- Directed by: Jaco Van Dormael
- Cinematography: Hugo Kovensky
- Edited by: Véronique Saenz
- Music by: Pierre Van Dormael
- Release date: 1980;
- Running time: 18 minutes
- Country: Belgium
- Languages: Swedish French

= Maedeli la brèche =

Maedeli la brèche is a 1980 Belgian short film written and directed by Jaco Van Dormael. The film starred Nico d'Oreye, Julie Dubart, Colette Forton, Marie-José Mgank and Jean-François Dufranne.

==Production==
The short film was shot in 1980 in Belgium with a Super 35 camera. The original music score was written by Pierre Van Dormael, Jaco's brother.

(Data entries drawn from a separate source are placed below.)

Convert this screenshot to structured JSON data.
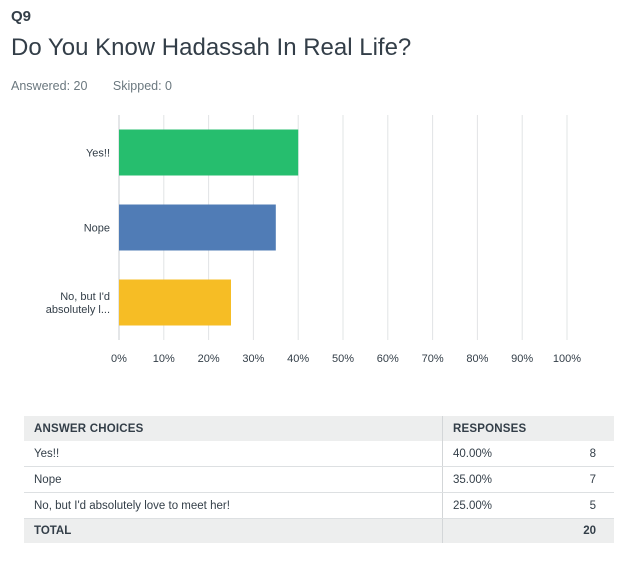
{
  "question": {
    "number": "Q9",
    "title": "Do You Know Hadassah In Real Life?",
    "answered": "Answered: 20",
    "skipped": "Skipped: 0"
  },
  "chart_data": {
    "type": "bar",
    "orientation": "horizontal",
    "categories": [
      "Yes!!",
      "Nope",
      "No, but I'd absolutely l..."
    ],
    "values": [
      40,
      35,
      25
    ],
    "colors": [
      "#26be6e",
      "#507cb6",
      "#f6bd25"
    ],
    "xlim": [
      0,
      100
    ],
    "xticks": [
      "0%",
      "10%",
      "20%",
      "30%",
      "40%",
      "50%",
      "60%",
      "70%",
      "80%",
      "90%",
      "100%"
    ],
    "grid": true
  },
  "table": {
    "headers": [
      "ANSWER CHOICES",
      "RESPONSES"
    ],
    "rows": [
      {
        "choice": "Yes!!",
        "percent": "40.00%",
        "count": "8"
      },
      {
        "choice": "Nope",
        "percent": "35.00%",
        "count": "7"
      },
      {
        "choice": "No, but I'd absolutely love to meet her!",
        "percent": "25.00%",
        "count": "5"
      }
    ],
    "total_label": "TOTAL",
    "total_count": "20"
  }
}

Van Dormael wrote the film while he was a student at the INSAS in Brussels.

==Response==
On June 7, 1981, Maedeli la brèche won the Honorary Foreign Film Award at the 8th Student Academy Awards presented by the Academy of Motion Picture Arts and Sciences. It was awarded the Best Screenplay and the Best Short Film at the 1981 Festival de Bruxelles. It also received the Channel 4 Award at the 1983 Munich Film Festival. In 2011, it appeared at the Sottodiciotto Filmfestival held in Turin in the retrospective dedicated to Van Dormael.